Veil of Maya – Eclipse (2012)

Veil of Maya is one band that never ceases to entertain me, especially after seeing them live with Born of Osiris, Carnifex, and Betraying the Martyrs a few months ago. Despite the fact that none of their albums are very long, they’re all jam-packed with interesting riffs and groovy breakdowns. Veil of Maya’s newest album, Eclipse, is no exception.

The first track, 20/200, is a simple breakdown introduction. While being somewhat of a cliché in metalcore and deathcore, it serves its purpose and prepares the listener for what is to come.

The second track on the album, Divide Paths, is one of the best on the album. It’s very upbeat and energetic with a synth-laced breakdown that is sure to make you want to destroy something. All of the riffs on Divide Paths are phenomenal, particularly the one that kicks in shortly after the aforementioned breakdown.

The track that follows Divide Paths, Punisher, is probably the strangest track on Eclipse. There is a sound clip near the middle that I’m unable to identify (it reminds me of Charles Manson and his delusional prison rants). While this sound clip is very odd, the band somehow, against all odds, actually makes it transition into the next part of the song incredibly well. I was extremely surprised when I heard the sound clip, but even more surprised when I heard they interlaced it with the rest of the song.

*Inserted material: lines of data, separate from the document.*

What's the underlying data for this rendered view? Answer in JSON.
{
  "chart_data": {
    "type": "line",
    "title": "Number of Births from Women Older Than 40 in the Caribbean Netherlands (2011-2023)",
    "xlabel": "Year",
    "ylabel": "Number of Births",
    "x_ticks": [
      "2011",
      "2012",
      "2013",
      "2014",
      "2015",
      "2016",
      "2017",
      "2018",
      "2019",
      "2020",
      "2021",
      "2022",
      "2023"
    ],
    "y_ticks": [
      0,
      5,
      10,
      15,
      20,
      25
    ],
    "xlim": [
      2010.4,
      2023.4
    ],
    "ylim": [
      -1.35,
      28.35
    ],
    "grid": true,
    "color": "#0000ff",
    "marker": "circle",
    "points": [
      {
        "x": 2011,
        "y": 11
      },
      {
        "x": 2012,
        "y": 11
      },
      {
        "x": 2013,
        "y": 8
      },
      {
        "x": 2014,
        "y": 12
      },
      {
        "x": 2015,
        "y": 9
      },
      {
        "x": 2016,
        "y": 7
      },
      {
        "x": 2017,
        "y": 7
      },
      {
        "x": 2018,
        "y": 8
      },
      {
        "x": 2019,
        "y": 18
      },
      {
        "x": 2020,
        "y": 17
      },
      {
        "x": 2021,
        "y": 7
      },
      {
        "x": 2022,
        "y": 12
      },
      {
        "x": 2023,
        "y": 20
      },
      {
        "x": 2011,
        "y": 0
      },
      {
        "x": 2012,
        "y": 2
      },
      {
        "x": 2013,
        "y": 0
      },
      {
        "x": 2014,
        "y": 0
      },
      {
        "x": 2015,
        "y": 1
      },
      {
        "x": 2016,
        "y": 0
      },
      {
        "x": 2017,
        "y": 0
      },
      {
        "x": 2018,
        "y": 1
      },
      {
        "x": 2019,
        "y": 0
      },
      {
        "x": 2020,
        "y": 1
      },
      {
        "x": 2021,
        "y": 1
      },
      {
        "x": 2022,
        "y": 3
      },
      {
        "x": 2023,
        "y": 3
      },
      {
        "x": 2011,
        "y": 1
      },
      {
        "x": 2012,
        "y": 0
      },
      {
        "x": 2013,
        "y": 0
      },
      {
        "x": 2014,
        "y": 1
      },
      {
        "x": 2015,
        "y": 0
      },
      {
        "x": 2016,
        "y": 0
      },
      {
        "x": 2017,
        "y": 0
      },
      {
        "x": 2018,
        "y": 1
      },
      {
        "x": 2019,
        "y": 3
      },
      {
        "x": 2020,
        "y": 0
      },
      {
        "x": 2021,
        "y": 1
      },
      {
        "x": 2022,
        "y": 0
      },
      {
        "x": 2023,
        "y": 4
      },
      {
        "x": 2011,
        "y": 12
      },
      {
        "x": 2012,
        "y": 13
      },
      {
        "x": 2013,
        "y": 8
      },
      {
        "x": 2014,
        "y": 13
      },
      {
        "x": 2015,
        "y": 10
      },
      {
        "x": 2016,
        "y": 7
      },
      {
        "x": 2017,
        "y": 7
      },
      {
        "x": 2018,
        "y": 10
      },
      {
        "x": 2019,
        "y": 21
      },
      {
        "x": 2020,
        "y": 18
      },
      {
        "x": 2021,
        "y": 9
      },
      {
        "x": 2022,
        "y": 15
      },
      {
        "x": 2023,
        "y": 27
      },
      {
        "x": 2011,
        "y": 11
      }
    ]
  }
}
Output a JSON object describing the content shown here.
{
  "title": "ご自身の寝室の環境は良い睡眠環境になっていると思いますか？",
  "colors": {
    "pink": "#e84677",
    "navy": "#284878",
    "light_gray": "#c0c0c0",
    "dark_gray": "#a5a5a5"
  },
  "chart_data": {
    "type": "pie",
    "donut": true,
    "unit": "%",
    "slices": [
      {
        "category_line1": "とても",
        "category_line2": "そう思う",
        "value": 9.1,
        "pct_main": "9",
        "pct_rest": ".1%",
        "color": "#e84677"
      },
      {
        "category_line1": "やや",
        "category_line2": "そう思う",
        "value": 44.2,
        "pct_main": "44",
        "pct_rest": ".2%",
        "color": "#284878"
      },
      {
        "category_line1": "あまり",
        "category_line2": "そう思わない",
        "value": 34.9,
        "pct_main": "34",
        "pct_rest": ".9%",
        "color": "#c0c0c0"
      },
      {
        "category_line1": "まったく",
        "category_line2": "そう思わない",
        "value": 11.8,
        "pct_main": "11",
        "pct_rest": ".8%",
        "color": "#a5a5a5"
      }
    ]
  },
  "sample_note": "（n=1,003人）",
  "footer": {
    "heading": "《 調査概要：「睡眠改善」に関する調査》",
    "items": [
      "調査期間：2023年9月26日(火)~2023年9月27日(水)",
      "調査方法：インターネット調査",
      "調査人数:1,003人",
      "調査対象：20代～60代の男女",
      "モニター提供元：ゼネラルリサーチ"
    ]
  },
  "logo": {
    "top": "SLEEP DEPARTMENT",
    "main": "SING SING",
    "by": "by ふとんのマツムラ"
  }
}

Next up is Winter is Coming Soon, which has quite a few riffs that sound like something After the Burial might write. It does, however, still maintain the trademark Veil of Maya sound. Winter is Coming Soon is probably one of the most melodic tracks on Eclipse and is also one of my favorites.

The Glass Slide starts out with a riff that might sound familiar to many Veil of Maya fans. Upon first listen, I was thinking Mowgli Part 2, but then the song got going and I was thinking Namaste Part 2. Regardless of how similar it may sound to previous Veil of Maya tracks, it is not too similar, nor does it detract anything from the album.

Following closely behind The Glass Slide is Enter My Dreams, which slightly reminds me of Crawl Back. The drums are very fast-paced and Marc Okubo throws in some ambient guitar riffs for good measure.

After Enter My Dreams, we get Numerical Scheme, which starts off with an ambient riff that sounds like something that would have been featured on Born of Osiris’s latest outing. The the song gets going, however, it starts to get groovier and less ambient than the intro.

Vicious Circles, the first single from Eclipse, is up next. This song really surprised me when I first heard it several months ago and it is still one of my favorite tracks from Eclipse. The synth intro and short interlude were completely unexpected. The best vocal delivery on the album can probably be found in this track, with Brandon Butler screaming “I will become, become like the wind” over the technical and calculated drumming and riffing.

The title track is one of the weakest on the album. It’s essentially one of those minute-long breakdown interludes that plagued [id], just a bit longer and with less breakdown. In other words, it’s basically just filler. I can’t say, however, that I didn’t enjoy Eclipse a bit. Using ambient guitar riffs instead of a breakdown as an interlude is somewhat of a new idea for Veil of Maya and I feel that it works well.

With Passion and Power rounds out the album quite nicely. Great guitar riffs combined with solid drumming and vocal delivery make this track a solid note to end the album on.

Misha Mansoor of Periphery produced Eclipse and his production is a step up from the production of Veil of Maya’s previous album, [id]. One other thing that I feel the need to mention about the album is the length. This should come as no surprise to people that have been listening to Veil of Maya for any substantial amount of time, but Eclipse is on the short side, clocking in at barely over 28 minutes. When I discovered this, I was slightly disappointed. Now that I have actually gotten a chance to listen to the album in full, I’m not really disappointed with the length. It doesn’t seem like it’s too short, for whatever reason. While I don’t necessarily have a problem with the length this time, I would not complain at all if Veil of Maya wrote an album that was close to 40 minutes in length (take the hint, guys).